A LITTLE HISTORY
This is another one of those divination methods which probably actually started with a bunch of Neanderthals in a cave, but the best I can tell you is it’s verifiably somewhere between three and five thousand years old. Author Eva Shaw said it was originally practiced by the ancient Babylonians, who used specifically cedar branches or cedar shavings as fuel for the smoke, and that they are said to have divined this way only on certain sacred days in the Babylonian calendar. The ancient Druids had a variation on this called dendromancy, for which they used both mistletoe and foliage cut from sacred oaks.

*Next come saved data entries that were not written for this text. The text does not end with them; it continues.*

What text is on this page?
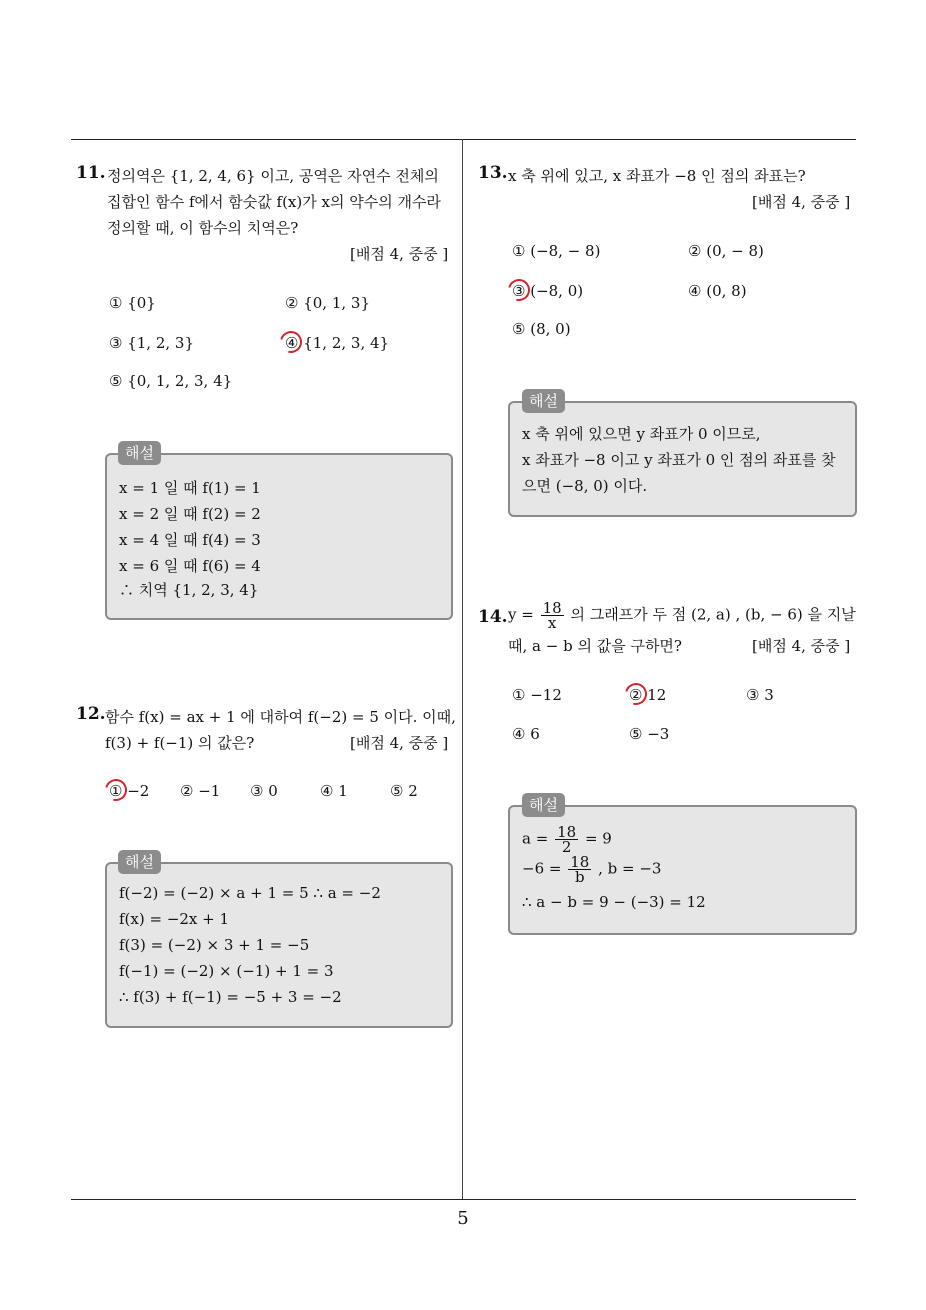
11. 정의역은 {1, 2, 4, 6} 이고, 공역은 자연수 전체의
집합인 함수 f에서 함숫값 f(x)가 x의 약수의 개수라
정의할 때, 이 함수의 치역은?
[배점 4, 중중 ]
① {0}	② {0, 1, 3}
③ {1, 2, 3}	④ {1, 2, 3, 4}
⑤ {0, 1, 2, 3, 4}
x = 1 일 때 f(1) = 1
x = 2 일 때 f(2) = 2
x = 4 일 때 f(4) = 3
x = 6 일 때 f(6) = 4
∴ 치역 {1, 2, 3, 4}
해설
12. 함수 f(x) = ax + 1 에 대하여 f(−2) = 5 이다. 이때,
f(3) + f(−1) 의 값은?	[배점 4, 중중 ]
① −2 ② −1 ③ 0	④ 1	⑤ 2
f(−2) = (−2) × a + 1 = 5 ∴ a = −2
f(x) = −2x + 1
f(3) = (−2) × 3 + 1 = −5
f(−1) = (−2) × (−1) + 1 = 3
∴ f(3) + f(−1) = −5 + 3 = −2
해설
13. x 축 위에 있고, x 좌표가 −8 인 점의 좌표는?
[배점 4, 중중 ]
① (−8, − 8)	② (0, − 8)
③ (−8, 0)	④ (0, 8)
⑤ (8, 0)
x 축 위에 있으면 y 좌표가 0 이므로,
x 좌표가 −8 이고 y 좌표가 0 인 점의 좌표를 찾
으면 (−8, 0) 이다.
해설
14. $y = \frac{18}{x}$ 의 그래프가 두 점 (2, a) , (b, − 6) 을 지날
때, a − b 의 값을 구하면?	[배점 4, 중중 ]
① −12	② 12	③ 3
④ 6	⑤ −3
$a = \frac{18}{2} = 9$
$-6 = \frac{18}{b}$ , b = −3
∴ a − b = 9 − (−3) = 12
해설
5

Author Charles Godfrey Leland stated that the ancient Etruscans had a variety of capnomancy in which sesame seeds and black poppy seeds were cast on hot coals and omens were drawn therefrom. If the seeds popped, then it was believed next year’s crop would be a good one. This form of capnomancy is actually something called causinomancy, which is the art of divining by observing how special objects either placed or thrown on the fire, burn. Causinomancy comes from the Greek word ‘kaustos’ which means ‘burned.’ As a general rule of thumb, if the special object cast into the fire burns rapidly, that is considered a favorable omen, and if it burns slowly, or it doesn’t burn at all, that is considered an unfavorable omen. If you throw a burnable item as directly as you can onto a fire or hot coals, but it somehow manages to bounce off something and lands smoldering on the periphery of the burning area, that implies a rejection of your efforts or desires, and it will not come to pass.